In response to my earlier post on the President’s take on the Declaration of Independence, my friend Garrett Epps wrote an eloquent response (I reprint it with his permission):

As a longtime student of Jefferson, I think it is perfectly legitimate for libertarians to relate to the parts of his philosophy that they find congenial,. But that isn’t Jefferson; it’s a version of this mercurial, self-contradictory man who was, in so many areas, a radical reformer and not always in the direction of less government as we would understand it. So proclaiming one contemporary side’s version of the Declaration legitimate, and the other’s illegitimate, is profoundly ahistorical. The words were written at a different time; they do not speak perspicuously to our time. And throughout our history, Americans of many stripes have taken inspiration from the Declaration, a common treasure that is the property of none.

I wrote in response: And this Garrett, is why you are one of my favorite legal writers. I agree with everything you said. I don’t think Obama’s view is any more or less legitimate than that of Lysander Spooner who looked to the Declaration as proof that slavery was unconstitutional, or that of Susan B. Anthony who looked to the Declaration as proof that women could not be treated differently. I also agree that Jefferson was mercurial, if not schizophrenic with his views. Many of his views on agrarian property law would feel much more at home with Marx than Madison. Likewise, Christians cite the views of a atheist/agnostic person far too often as proof of a Christian ethos in our Republic (it said Creator, not God). Far too many people have adopted his views to fit various regimes. No one has a monopoly on Jefferson.
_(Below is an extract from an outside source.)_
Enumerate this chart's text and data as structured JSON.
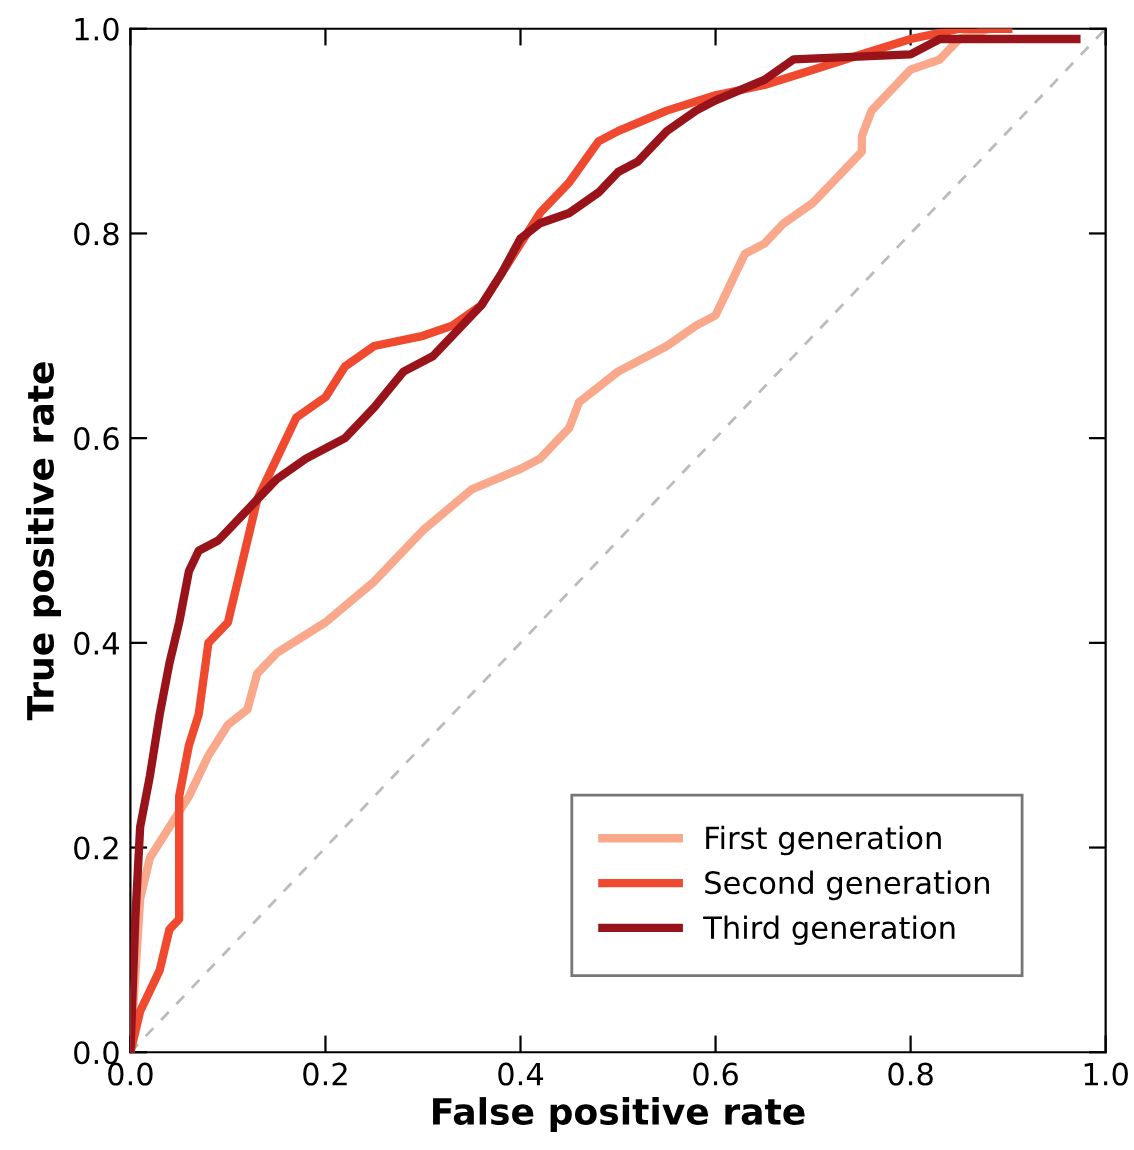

My point focused on the “life, liberty, and pursuit of happiness” phrase, a bit I have studied for some time. It is not coincidence that Jefferson omitted Property from Locke’s trio. I have seen varying explanations, though my favorite is that Property is not inalienable (in fact, property is quite alienable). That being said, “life, liberty, and happiness” had a certain meaning in 1776, deriving from the liberal enlightenment tradition. George Mason used similar phrasing in the Virginia Declaration of Rights. To the extent that we take the words for what they meant when written, the progressive approach takes it in a different direction. To the extent that we take the words as broad principles that are aspirational (and that is a perfectly reasonable thing to do), the progressive approach is just fine.